A existência dessa militância foi essencial para que, mesmo que de forma limitada, houvesse uma sensação de que outras formas de organizar a sociedade são possíveis. Os ativistas que hoje reivindicam “um outro mundo”, “fim da desigualdade” e até “sustentabilidade” devem muito (embora geralmente não reconheçam) aos comunistas do século passado. Houve momentos, como a nossa ditadura militar, em que não era possível agir, como alguns propõem hoje, “nas regras do jogo”.

Livro de
Ángel de la Calle
R$39 na
Livraria Cultura
Por tudo isso (e talvez também por outras coisas que não me vêm à cabeça agora) aqueceu meu coração ganhar de aniversário, da Andrea (que escreve aqui), o livro “Modotti – Uma mulher do século XX”, do quadrinista Ángel de la Calle. Devorei o presente e só dei uma paradinha no final, “pra durar mais”, como quem come um doce que não quer que acabe nunca. Por meio de sua obsessão com a vida de Tina Modotti, o autor me envolveu completamente na biografia desta heroína.

Mas afinal, quem foi Tina Modotti?

Tina era italiana e consagrou-se no México como fotógrafa. Foi lá que passou a militar no Partido Comunista, junto a Diego Rivera e tantos outros companheiros de luta. Após o episódio traumático de assassinato de seu então amor, Julio Antonio Mella, ela é forçada a exilar-se. Na Alemanha abandona a fotografia e passa a dedicar-se exclusivamente à causa comunista, trabalhando para o Socorro Vermelho Internacional (http://en.wikipedia.org/wiki/International_Red_Aid).
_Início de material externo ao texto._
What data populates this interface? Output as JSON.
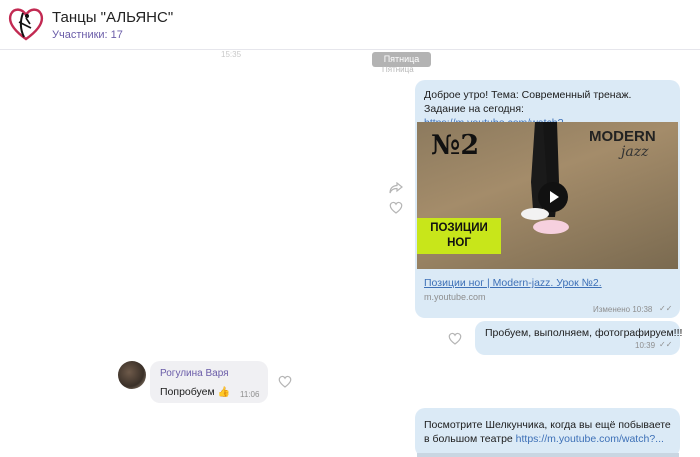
{
  "header": {
    "title": "Танцы \"АЛЬЯНС\"",
    "subtitle": "Участники: 17"
  },
  "timeline": {
    "faded_time": "15:35",
    "day_label": "Пятница",
    "day_label_shadow": "Пятница"
  },
  "messages": [
    {
      "text": "Доброе утро! Тема: Современный тренаж. Задание на сегодня: ",
      "link": "https://m.youtube.com/watch?...",
      "preview": {
        "overlay_number": "№2",
        "overlay_modern": "MODERN",
        "overlay_jazz": "jazz",
        "overlay_positions_line1": "ПОЗИЦИИ",
        "overlay_positions_line2": "НОГ",
        "title": "Позиции ног | Modern-jazz. Урок №2.",
        "domain": "m.youtube.com"
      },
      "meta": "Изменено 10:38",
      "ticks": "✓✓"
    },
    {
      "text": "Пробуем, выполняем, фотографируем!!!",
      "meta": "10:39",
      "ticks": "✓✓"
    },
    {
      "sender": "Рогулина Варя",
      "text": "Попробуем ",
      "emoji": "👍",
      "meta": "11:06"
    },
    {
      "text": "Посмотрите Шелкунчика, когда вы ещё побываете в большом театре ",
      "link": "https://m.youtube.com/watch?..."
    }
  ],
  "icons": {
    "share": "share-icon",
    "like": "heart-icon"
  },
  "colors": {
    "accent": "#6a5ca8",
    "outgoing_bubble": "#dbeaf6",
    "incoming_bubble": "#f0f0f3",
    "link": "#3d70b7",
    "logo": "#c22a52"
  }
}
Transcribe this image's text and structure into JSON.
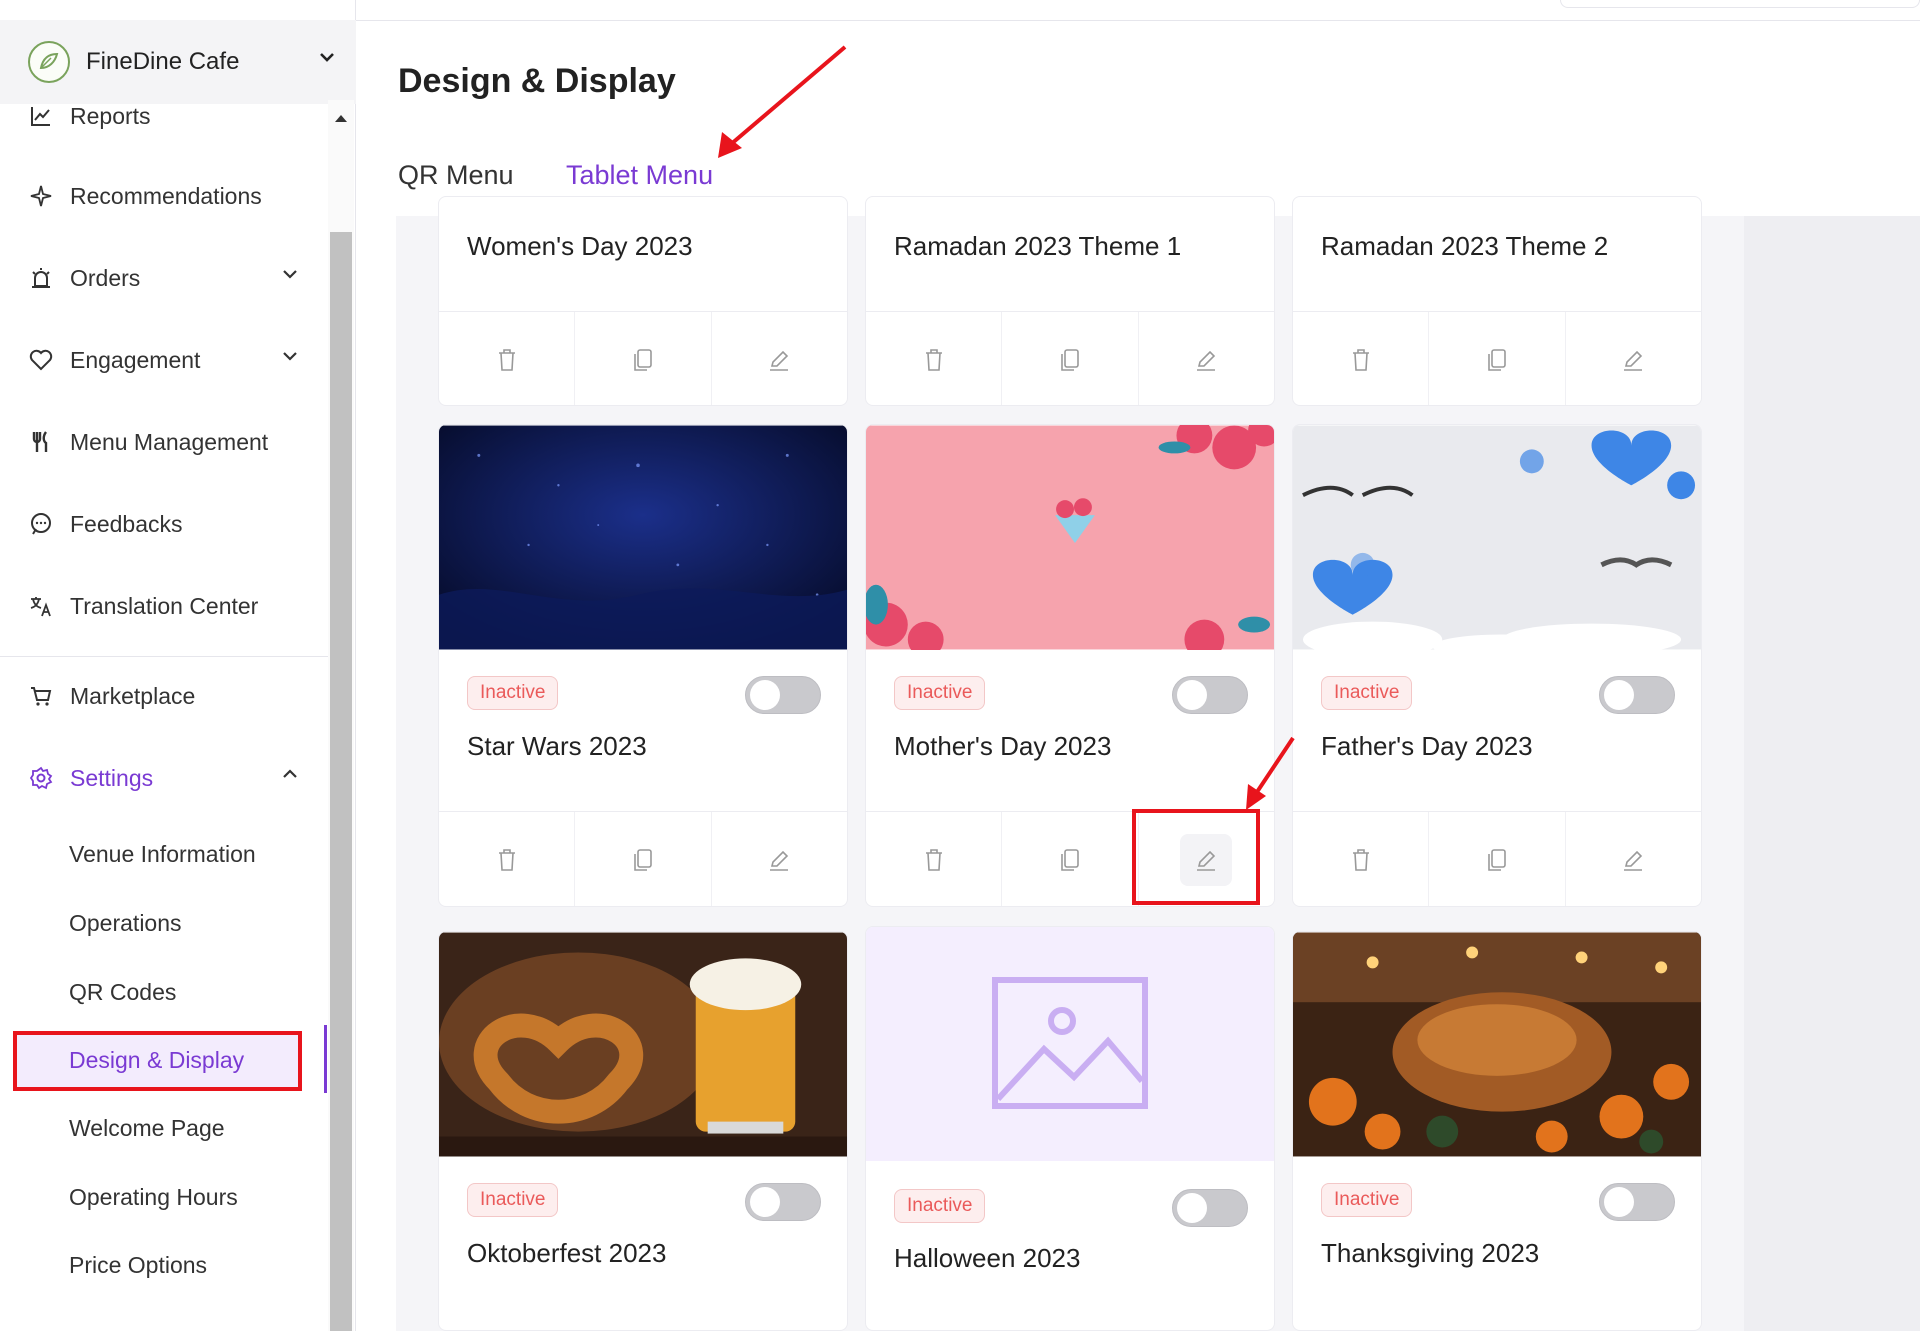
{
  "brand": {
    "name": "FineDine Cafe"
  },
  "sidebar": {
    "items": [
      {
        "label": "Reports",
        "icon": "chart-line-icon"
      },
      {
        "label": "Recommendations",
        "icon": "sparkle-icon"
      },
      {
        "label": "Orders",
        "icon": "alarm-bell-icon"
      },
      {
        "label": "Engagement",
        "icon": "heart-icon"
      },
      {
        "label": "Menu Management",
        "icon": "fork-knife-icon"
      },
      {
        "label": "Feedbacks",
        "icon": "chat-bubble-icon"
      },
      {
        "label": "Translation Center",
        "icon": "translate-icon"
      },
      {
        "label": "Marketplace",
        "icon": "cart-icon"
      },
      {
        "label": "Settings",
        "icon": "gear-icon"
      }
    ],
    "settings_sub": [
      {
        "label": "Venue Information"
      },
      {
        "label": "Operations"
      },
      {
        "label": "QR Codes"
      },
      {
        "label": "Design & Display"
      },
      {
        "label": "Welcome Page"
      },
      {
        "label": "Operating Hours"
      },
      {
        "label": "Price Options"
      }
    ],
    "accent": "#7a3ad3"
  },
  "header": {
    "title": "Design & Display",
    "tabs": [
      {
        "label": "QR Menu"
      },
      {
        "label": "Tablet Menu",
        "active": true
      }
    ]
  },
  "themes": {
    "status_label": "Inactive",
    "row1": [
      {
        "title": "Women's Day 2023"
      },
      {
        "title": "Ramadan 2023 Theme 1"
      },
      {
        "title": "Ramadan 2023 Theme 2"
      }
    ],
    "row2": [
      {
        "title": "Star Wars 2023",
        "image": "starfield-image"
      },
      {
        "title": "Mother's Day 2023",
        "image": "pink-flowers-image"
      },
      {
        "title": "Father's Day 2023",
        "image": "blue-hearts-image"
      }
    ],
    "row3": [
      {
        "title": "Oktoberfest 2023",
        "image": "pretzel-beer-image"
      },
      {
        "title": "Halloween 2023",
        "image": "image-placeholder-icon"
      },
      {
        "title": "Thanksgiving 2023",
        "image": "roast-turkey-image"
      }
    ]
  },
  "annotation_color": "#e8141c"
}
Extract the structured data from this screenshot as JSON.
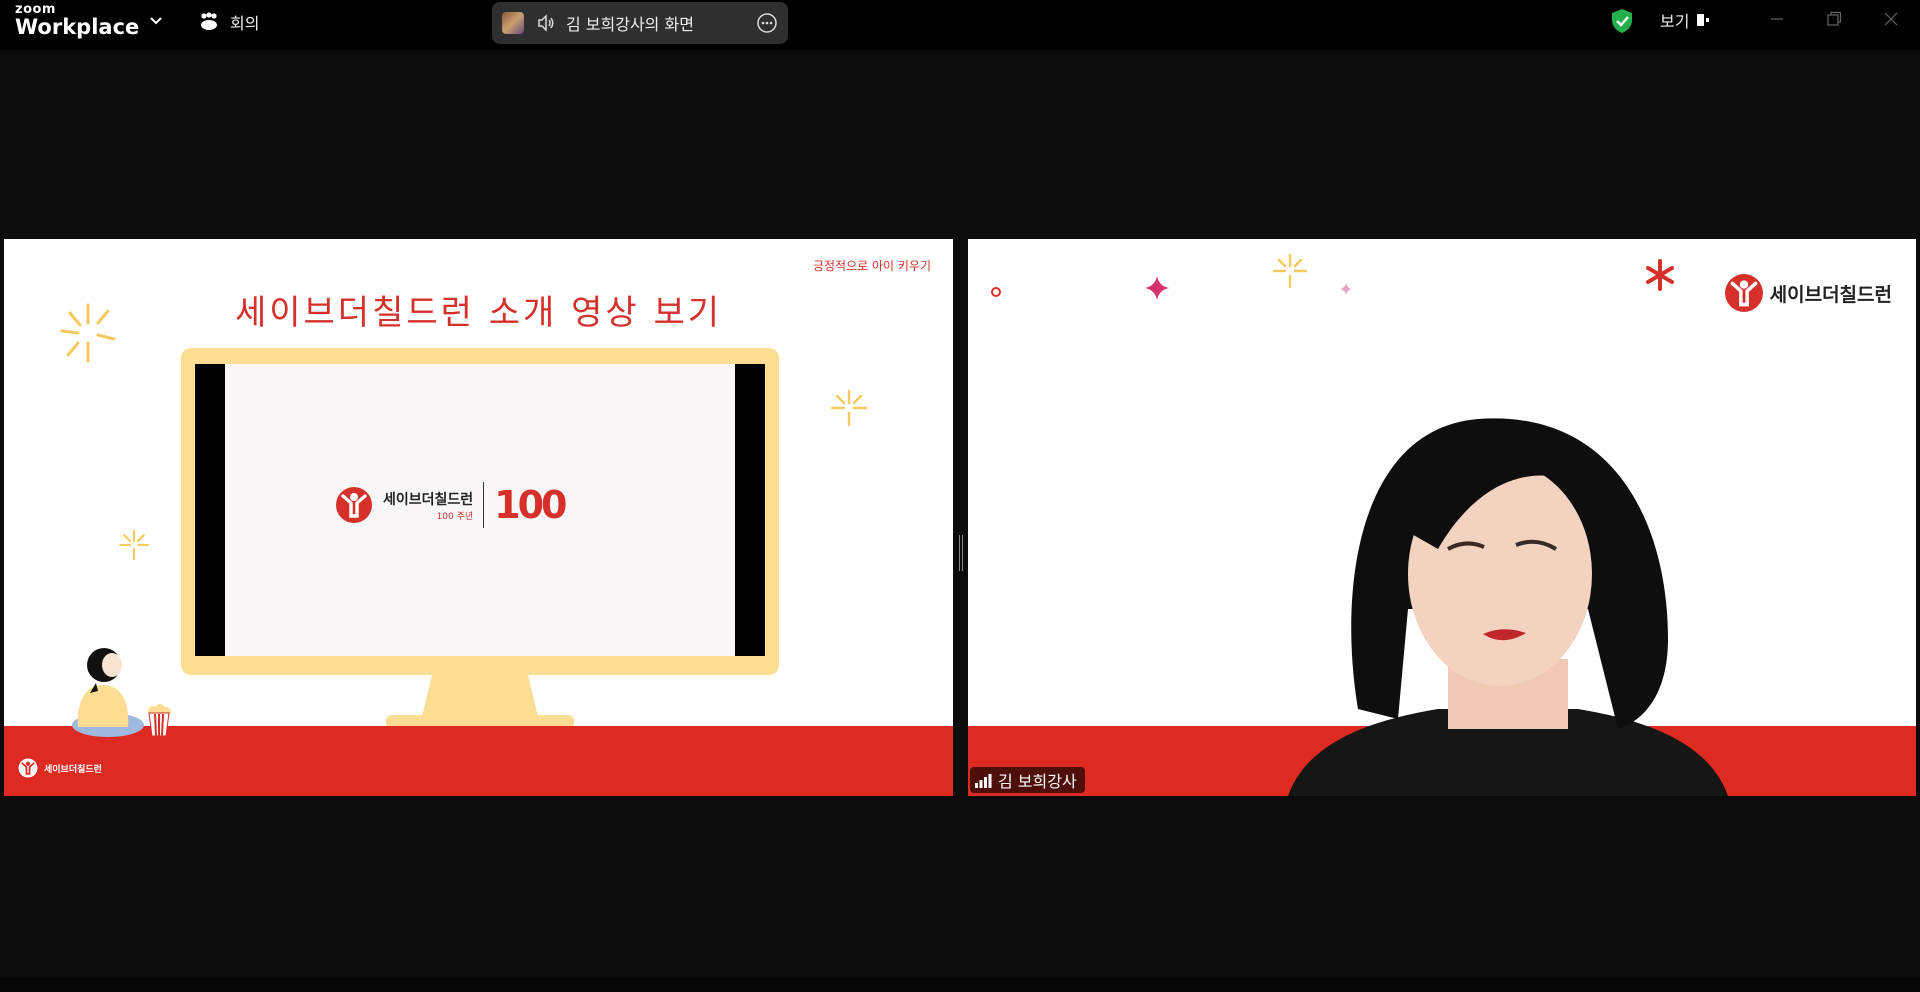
{
  "app": {
    "brand_top": "zoom",
    "brand_name": "Workplace",
    "meeting_label": "회의",
    "share_title": "김 보희강사의 화면",
    "view_label": "보기"
  },
  "left_tile": {
    "slide_tag": "긍정적으로 아이 키우기",
    "slide_title": "세이브더칠드런 소개 영상 보기",
    "screen_logo_name": "세이브더칠드런",
    "screen_logo_sub": "100 주년",
    "screen_logo_number": "100",
    "footer_logo": "세이브더칠드런"
  },
  "right_tile": {
    "logo_text": "세이브더칠드런",
    "participant_name": "김 보희강사"
  },
  "colors": {
    "brand_red": "#de2b22",
    "monitor_yellow": "#fddd93",
    "shield_green": "#22b14c"
  }
}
Muda-se para a Rússia, onde conhece personalidades da política e da arte política como Sergei Eisenstein e engaja-se em missões internacionais de apoio à revolução. Atua na falida revolução espanhola e após uma viagem a Nova York retorna ao México. Suspeita vítima de envenenamento, Modotti morre no banco de trás de um táxi, em 1942.

A história de Modotti contada por De La Calle é um alento a todas as mulheres que desejam ser livres. Excluídas da política e do privilégio de serem soberanas de seus próprios corpos por séculos, tornam-se protagonistas de atos de liberdade incondicionais. Ter muitos amantes, viajar sozinha, ser artista, engajar-se na política, lutar uma revolução. Não poderia haver melhor subtítulo para a obra em quadrinhos que, como toda história real, tem uma certa dose de ficção. Tina canalizava, afinal, a mulher do século 20.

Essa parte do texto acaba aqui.